Well, here I was again. Clambering down the high banks of my favourite small river. Banks that were even more treacherous than usual owning to the fact of the extra water the river had been carrying a day or two before. From the look of the land the water had been quite high. Layers of sediment and dead leaves lay where the extremities of the water had ceased. The current seemingly less fierce here allowing nature to form new sculptures. A piece of eroded wood here and a deposit of sand there. The early winter sun caught the outer edges of yellow and rust coloured leaves. A pretty welcoming sight in all honesty. Digging my feet into the ground to make sure they wouldn’t slip across the water logged surface, I made my way to a favourite swim for a few hours trotting after chub. And grayling. Or trout. Yes, I really was’t bothered what took my hookbait. Anything would be appreciated.

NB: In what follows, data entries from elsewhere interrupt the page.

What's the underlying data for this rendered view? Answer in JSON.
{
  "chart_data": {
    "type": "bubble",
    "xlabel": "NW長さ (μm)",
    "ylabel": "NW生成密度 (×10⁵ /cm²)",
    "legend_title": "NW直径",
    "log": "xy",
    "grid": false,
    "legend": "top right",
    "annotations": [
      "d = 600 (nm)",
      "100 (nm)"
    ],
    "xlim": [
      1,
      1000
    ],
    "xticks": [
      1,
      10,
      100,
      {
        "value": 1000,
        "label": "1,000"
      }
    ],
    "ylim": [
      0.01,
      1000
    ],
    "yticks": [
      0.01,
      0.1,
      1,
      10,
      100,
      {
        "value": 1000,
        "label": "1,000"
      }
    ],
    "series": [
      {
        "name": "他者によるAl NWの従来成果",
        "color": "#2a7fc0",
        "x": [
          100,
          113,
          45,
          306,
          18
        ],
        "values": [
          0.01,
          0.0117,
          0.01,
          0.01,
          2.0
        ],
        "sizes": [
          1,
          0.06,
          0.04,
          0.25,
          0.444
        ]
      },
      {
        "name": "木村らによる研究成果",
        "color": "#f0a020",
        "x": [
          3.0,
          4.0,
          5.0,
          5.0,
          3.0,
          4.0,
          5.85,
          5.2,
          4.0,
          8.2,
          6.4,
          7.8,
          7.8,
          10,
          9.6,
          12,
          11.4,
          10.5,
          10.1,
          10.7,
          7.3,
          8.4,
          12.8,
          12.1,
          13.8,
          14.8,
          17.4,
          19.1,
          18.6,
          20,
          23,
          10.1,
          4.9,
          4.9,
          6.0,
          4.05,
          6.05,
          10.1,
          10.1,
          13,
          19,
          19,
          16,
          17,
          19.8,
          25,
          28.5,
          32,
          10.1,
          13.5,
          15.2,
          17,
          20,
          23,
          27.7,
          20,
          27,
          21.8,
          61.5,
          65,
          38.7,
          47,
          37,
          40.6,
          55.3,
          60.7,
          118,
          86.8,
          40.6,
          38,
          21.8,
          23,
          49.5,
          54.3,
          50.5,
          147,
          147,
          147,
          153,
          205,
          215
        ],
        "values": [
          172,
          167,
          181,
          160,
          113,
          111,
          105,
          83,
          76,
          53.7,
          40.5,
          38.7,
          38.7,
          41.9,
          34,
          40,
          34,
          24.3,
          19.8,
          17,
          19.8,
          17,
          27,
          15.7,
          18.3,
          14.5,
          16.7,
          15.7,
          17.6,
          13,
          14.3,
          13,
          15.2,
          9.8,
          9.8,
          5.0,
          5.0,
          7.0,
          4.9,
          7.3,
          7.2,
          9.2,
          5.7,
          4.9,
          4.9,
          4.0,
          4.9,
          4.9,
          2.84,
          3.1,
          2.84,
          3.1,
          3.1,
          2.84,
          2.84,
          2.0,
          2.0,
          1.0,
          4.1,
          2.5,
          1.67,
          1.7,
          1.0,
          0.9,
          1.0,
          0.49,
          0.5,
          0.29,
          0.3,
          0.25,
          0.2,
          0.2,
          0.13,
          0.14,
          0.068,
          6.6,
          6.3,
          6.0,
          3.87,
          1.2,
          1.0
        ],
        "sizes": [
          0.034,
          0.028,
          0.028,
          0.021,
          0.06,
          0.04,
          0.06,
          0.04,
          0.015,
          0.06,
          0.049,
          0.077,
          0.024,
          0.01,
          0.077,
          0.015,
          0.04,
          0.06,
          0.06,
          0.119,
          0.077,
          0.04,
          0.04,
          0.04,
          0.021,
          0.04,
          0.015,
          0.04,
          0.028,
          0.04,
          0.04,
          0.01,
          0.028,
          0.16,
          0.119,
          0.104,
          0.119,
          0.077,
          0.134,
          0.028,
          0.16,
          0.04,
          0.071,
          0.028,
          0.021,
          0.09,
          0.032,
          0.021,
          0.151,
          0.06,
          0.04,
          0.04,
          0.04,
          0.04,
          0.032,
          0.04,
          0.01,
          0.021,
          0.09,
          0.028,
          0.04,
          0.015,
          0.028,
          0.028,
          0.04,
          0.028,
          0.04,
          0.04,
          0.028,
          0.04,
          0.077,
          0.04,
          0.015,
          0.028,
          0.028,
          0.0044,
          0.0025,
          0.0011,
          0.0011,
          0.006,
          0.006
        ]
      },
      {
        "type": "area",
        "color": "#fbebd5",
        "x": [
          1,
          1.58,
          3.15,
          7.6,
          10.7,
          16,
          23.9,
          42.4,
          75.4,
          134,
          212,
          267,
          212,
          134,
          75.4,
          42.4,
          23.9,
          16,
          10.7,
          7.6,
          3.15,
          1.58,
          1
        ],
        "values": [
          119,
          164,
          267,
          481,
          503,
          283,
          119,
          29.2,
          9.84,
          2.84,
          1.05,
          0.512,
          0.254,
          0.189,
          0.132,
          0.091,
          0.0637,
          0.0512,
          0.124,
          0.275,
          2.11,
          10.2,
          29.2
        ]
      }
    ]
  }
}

Bait today would be casters. I fancied a change from my staple of white maggots though I did have a few with me for a change of hookbait. I proceeded to, as I usually do, feed the swim whilst setting up. All the time any fish present are feeding their natural caution diminishes. I could imagine chunky Chevins or a territorial trout intercepting mouthful after mouthful of crunchy casters. Soon enough my hook would be hid in two of them and I was confident of a bite or two. A river fining down, carrying a tinge of colour, and quite a mild day. Perfect conditions. Well the first trot through seemed to prove this as the float was pulled under by a two and a half pound chub.
With the fish returned I upped the feed a little. Not in terms of how much I was feeding but in the frequency I fed. One helping at the start of the trot through and one at the end. Next I began to take a few grayling. Not huge fish but certainly very enjoyable fishing. Slowly but surely their size increased until I managed two fish of around 10-12oz before promptly losing two others. This seemed to spook the shoal as the swim went through a short lull in activity. I persevered with feeding the casters though. I was sure that there was still some chub to be had. Probably skulking in the snags downstream.
Eventually I did hook another chub. This fish felt bigger than the first and began to kite strongly across the current. I had hooked the fish almost at the end of the trot, some 30 yards away and because of the length of line and the narrowness of the river, the fish made it to the sanctuary of a far bank snag. That wasn’t part of the plan but I tried to remain confident that the rest of the shoal would’t have been spooked by my schoolboy error. Indeed they hadn’t. On the very next cast I hooked another chub. Which nodded gently before coming free from the hook, a few seconds into the fight. The air turned blue for a second or so. Remain calm. Remain calm, I told myself. I fed more casters and sent the float through the swim. Half a dozen times without a bite. You’ve done it now, you can’t keep losing chub like this but with a vanishing tip, it appeared I had talked another chub into feeling a little pity for this ‘unlucky’ angler. I played the fish with a little more caution this time. But even this didn’t work as once more, after a few seconds, the fish managed to slip the hook. These chub were feeding very finicky.
After losing three fish in a row I thought it best to leave the swim for a few hours and return later in the afternoon. I wandered the banks, visiting swims fished previously and also exploring areas where I have never fished before. Six swims I tried in vain. I couldn’t tempt a bite. I did have a privileged fifteen minutes in the middle of the afternoon whilst enjoying a warm drink and a snack. Sat on the bank, I watched a kingfisher hunting tiny fish from an overhanging branch. Time after time the fish dived sub-surface only to return with a beak full of silver. Eventually he, or she, made its way downstream in a blur of blue and orange. I too decided it was time to make tracks back to the first swim where I planned to fish until dusk and hopefully not lose any more fish.
This time I made fewer mistakes. With the light levels dropping the chub fed with much more confidence. I took five fish in just under an hour with a few small grayling mixed in. The best chub weighing just over four pound. A great fish to take on the float. All too soon the sun sank and the tiny valley where I stood became too dark to see a float. Its a good job really as I could have easily spent another hour or more there. Once again I had been treated to a brilliant days fishing. I think this river likes me.